Uno de los mejores teólogos del siglo XX, Karl Barht, ofrece la siguiente
reflexión: “A través de Jesucristo, Dios ha demostrado, haciéndolo
visible, audible y perceptible, que Él amaba al mundo, que Él no quiso
ser Dios sin tal mundo, sin los hombres, sin ningún individuo en
particular. Y en el mismo Jesucristo, Él ha demostrado, haciéndolo
visible, audible y perceptible, que el mundo, al igual que todos los
hombres y que cada individuo en particular, no pueden existir sin Él.

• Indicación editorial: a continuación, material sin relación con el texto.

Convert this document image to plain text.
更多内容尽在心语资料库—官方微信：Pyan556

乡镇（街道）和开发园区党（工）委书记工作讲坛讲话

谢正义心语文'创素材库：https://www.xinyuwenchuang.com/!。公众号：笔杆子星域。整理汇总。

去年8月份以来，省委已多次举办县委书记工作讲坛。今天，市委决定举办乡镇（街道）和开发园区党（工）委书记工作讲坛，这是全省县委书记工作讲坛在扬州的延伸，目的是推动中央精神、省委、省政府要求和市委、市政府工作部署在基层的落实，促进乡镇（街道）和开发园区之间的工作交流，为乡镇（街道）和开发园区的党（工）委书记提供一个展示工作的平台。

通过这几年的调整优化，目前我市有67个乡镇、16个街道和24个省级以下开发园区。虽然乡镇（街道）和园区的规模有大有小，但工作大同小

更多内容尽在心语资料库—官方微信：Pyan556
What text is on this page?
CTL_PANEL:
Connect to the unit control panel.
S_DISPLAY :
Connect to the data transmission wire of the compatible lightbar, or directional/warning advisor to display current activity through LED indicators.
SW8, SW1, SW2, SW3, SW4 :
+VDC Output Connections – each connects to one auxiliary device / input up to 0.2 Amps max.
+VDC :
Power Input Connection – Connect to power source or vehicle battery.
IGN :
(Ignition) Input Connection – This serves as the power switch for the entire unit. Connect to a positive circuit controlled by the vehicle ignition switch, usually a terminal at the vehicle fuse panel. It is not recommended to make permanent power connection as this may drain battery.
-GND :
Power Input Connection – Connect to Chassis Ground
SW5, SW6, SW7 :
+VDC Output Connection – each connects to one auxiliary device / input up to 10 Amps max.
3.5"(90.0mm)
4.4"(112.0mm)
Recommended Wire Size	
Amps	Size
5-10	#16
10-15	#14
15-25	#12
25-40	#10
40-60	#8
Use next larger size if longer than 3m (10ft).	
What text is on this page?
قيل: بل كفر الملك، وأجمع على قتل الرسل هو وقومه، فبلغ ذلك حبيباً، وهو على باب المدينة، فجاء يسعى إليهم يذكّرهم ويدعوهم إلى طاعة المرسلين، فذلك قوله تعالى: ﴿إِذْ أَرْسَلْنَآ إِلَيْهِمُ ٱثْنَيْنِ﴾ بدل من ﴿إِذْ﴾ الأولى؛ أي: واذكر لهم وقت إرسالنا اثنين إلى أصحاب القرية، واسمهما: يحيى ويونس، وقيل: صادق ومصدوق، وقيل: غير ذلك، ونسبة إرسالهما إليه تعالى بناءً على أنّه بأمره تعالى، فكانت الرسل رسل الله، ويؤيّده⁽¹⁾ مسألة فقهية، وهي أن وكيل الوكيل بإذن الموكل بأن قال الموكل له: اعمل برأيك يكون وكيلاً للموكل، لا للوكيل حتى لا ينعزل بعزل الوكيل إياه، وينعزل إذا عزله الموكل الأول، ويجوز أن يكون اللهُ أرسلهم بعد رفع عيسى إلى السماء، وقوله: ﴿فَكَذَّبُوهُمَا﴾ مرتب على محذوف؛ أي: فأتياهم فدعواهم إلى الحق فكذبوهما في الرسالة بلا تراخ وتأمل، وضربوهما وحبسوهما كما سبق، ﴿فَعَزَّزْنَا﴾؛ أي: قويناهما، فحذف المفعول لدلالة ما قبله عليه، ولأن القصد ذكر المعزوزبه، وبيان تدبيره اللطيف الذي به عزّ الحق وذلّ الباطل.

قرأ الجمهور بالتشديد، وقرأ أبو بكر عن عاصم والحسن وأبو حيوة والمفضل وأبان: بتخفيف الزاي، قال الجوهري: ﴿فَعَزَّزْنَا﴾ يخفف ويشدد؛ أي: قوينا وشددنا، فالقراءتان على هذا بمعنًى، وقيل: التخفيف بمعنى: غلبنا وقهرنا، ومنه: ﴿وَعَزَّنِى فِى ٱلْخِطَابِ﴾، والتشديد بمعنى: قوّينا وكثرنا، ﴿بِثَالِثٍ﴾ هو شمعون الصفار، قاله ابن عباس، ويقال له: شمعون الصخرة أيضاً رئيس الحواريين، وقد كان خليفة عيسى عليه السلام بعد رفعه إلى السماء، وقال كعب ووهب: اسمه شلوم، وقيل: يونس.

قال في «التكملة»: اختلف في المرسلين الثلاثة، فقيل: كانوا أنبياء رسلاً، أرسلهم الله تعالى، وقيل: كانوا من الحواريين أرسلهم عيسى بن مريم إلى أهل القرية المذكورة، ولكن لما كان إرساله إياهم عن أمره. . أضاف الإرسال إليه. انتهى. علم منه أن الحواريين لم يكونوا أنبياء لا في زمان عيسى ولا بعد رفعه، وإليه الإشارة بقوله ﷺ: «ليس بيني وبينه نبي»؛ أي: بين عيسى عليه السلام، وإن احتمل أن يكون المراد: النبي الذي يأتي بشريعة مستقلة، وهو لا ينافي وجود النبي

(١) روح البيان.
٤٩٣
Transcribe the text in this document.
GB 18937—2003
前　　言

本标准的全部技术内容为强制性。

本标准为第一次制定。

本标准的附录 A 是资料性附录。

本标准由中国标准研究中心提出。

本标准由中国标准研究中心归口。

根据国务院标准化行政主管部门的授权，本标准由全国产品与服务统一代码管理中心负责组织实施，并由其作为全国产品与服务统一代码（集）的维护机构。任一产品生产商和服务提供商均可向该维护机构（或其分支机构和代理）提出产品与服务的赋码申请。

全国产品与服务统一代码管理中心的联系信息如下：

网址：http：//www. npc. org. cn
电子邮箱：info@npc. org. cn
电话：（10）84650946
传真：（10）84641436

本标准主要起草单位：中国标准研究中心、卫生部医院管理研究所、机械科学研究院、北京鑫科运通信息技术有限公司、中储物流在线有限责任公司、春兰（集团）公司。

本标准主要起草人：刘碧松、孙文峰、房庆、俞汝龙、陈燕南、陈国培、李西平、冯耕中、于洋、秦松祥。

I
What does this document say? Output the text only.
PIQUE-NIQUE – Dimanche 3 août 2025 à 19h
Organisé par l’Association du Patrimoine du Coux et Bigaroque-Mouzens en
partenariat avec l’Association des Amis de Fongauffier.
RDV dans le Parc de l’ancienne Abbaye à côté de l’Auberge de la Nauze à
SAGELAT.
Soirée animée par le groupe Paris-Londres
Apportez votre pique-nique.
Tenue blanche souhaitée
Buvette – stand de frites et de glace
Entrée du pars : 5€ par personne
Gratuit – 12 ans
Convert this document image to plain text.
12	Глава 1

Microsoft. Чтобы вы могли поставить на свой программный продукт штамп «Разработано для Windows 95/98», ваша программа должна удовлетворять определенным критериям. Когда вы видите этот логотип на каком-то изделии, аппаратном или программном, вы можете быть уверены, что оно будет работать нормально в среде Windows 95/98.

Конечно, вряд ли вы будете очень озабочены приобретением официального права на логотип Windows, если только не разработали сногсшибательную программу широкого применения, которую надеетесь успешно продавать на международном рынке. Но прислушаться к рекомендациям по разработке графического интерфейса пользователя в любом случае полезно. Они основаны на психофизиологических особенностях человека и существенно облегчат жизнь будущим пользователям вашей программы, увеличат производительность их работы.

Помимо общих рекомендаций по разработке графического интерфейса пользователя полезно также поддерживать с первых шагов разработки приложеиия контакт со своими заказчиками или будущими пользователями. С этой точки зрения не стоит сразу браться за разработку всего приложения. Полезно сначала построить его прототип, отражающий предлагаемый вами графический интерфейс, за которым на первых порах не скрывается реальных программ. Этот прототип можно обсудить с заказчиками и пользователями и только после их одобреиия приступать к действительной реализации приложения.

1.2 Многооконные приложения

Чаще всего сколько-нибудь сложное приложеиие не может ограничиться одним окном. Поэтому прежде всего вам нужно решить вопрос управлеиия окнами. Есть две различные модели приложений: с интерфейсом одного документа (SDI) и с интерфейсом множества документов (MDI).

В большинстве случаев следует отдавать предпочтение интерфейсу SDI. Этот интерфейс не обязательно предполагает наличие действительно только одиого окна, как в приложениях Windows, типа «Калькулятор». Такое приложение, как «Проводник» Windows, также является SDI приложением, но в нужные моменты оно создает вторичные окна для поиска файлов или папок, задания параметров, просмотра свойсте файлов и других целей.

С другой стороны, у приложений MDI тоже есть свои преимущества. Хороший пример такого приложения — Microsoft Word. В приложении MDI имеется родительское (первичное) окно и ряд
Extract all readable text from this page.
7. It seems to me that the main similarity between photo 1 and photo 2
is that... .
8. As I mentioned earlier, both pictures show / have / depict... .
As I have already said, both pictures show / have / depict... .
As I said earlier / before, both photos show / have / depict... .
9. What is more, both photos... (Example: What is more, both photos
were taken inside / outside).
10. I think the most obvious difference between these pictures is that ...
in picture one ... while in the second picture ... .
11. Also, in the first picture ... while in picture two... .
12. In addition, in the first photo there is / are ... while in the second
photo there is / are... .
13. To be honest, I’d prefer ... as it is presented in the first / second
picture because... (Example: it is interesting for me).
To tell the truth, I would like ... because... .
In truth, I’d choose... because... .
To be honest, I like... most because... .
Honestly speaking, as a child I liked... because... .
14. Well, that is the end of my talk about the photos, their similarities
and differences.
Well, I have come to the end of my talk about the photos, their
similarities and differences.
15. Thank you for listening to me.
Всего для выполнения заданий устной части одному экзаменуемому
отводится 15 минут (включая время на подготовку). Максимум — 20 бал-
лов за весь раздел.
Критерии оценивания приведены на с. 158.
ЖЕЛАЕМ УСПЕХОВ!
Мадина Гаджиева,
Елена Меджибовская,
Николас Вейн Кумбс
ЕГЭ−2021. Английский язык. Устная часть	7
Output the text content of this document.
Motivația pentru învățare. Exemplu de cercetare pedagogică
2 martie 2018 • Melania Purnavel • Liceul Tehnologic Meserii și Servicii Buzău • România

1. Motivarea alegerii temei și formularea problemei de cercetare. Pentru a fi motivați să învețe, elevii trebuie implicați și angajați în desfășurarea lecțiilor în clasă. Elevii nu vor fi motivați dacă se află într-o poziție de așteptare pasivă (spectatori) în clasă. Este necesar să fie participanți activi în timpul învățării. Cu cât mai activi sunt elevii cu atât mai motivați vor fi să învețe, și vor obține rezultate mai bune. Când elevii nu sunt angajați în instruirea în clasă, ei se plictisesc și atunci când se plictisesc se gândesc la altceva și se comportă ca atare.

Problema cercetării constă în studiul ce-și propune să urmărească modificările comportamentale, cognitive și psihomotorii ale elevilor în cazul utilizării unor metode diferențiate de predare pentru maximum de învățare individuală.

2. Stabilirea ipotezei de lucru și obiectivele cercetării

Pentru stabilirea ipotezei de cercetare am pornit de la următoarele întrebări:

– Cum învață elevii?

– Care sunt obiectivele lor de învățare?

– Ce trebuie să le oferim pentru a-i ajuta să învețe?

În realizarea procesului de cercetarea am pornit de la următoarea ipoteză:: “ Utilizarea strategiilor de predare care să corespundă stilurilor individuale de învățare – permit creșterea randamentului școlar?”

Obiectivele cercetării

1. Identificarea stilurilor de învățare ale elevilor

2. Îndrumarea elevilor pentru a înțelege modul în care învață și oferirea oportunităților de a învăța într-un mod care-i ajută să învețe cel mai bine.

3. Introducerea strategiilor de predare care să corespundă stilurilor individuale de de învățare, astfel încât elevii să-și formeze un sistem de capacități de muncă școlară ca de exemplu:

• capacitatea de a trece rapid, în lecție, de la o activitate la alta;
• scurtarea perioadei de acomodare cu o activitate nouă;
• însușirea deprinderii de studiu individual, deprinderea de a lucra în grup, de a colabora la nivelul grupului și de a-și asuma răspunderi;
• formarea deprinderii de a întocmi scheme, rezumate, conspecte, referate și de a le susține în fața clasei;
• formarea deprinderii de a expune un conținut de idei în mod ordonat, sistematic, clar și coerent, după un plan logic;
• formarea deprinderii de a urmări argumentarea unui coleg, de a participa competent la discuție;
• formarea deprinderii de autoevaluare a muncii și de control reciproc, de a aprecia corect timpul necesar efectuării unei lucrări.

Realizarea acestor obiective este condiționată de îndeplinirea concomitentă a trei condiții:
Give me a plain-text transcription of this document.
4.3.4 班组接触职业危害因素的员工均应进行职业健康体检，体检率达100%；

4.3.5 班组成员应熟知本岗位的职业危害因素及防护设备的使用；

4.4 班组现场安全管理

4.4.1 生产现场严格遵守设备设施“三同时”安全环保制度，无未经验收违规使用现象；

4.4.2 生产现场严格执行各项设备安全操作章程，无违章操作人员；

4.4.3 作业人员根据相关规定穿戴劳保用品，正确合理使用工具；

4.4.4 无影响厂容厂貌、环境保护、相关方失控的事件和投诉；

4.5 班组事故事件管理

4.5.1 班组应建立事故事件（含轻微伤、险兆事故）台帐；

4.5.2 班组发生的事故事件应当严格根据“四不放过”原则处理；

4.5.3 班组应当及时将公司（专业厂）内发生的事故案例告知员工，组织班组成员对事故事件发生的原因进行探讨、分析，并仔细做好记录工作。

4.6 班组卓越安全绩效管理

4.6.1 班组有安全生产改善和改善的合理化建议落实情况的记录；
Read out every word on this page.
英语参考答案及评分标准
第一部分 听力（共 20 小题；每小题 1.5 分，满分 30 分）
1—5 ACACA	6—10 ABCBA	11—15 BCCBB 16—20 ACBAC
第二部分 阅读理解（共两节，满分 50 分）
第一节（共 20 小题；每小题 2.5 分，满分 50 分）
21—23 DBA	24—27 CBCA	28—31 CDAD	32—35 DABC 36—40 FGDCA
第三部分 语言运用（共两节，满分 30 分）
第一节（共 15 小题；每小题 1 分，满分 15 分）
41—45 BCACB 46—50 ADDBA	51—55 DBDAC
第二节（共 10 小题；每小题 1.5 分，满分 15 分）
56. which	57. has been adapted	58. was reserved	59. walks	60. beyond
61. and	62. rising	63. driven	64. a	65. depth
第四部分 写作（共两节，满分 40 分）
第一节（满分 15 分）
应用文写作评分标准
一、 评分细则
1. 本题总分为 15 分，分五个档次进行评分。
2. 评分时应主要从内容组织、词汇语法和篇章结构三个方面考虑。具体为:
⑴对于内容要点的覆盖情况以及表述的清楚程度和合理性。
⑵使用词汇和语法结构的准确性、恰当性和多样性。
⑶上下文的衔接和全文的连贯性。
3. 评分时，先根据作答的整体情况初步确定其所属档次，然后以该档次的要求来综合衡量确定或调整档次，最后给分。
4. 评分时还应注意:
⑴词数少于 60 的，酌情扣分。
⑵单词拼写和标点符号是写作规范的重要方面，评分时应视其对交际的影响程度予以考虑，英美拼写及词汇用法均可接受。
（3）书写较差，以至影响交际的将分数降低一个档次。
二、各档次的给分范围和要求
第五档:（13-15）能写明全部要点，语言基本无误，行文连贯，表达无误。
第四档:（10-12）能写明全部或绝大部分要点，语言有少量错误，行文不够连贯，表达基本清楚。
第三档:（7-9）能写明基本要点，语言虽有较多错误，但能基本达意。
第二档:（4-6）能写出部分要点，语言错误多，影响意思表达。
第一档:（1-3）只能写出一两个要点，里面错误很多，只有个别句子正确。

La
demostración de que Él pertenece al mundo, y este mundo le pertenece
a Él, es la opción y la obra de Su amor en Jesucristo, el reino del hijo de
Su amor”.

Es fuerte eso que dice Barht: Dios no quiso ser Dios sin los hombres.
Pero eso es lo propio del amor: no querer ser sin el otro, no querer
teniéndose a sí mismo sin el tú amado. Por otra parte, si aceptamos de
verdad que Dios no quiso ser Dios “sin ningún individuo en particular”, o
sea, con todos y cada uno de los seres humanos a los que conoce
personalmente por su nombre, eso significa que cuando rechazamos a
un ser humano estamos rechazando una “parte”, algo propio de Dios.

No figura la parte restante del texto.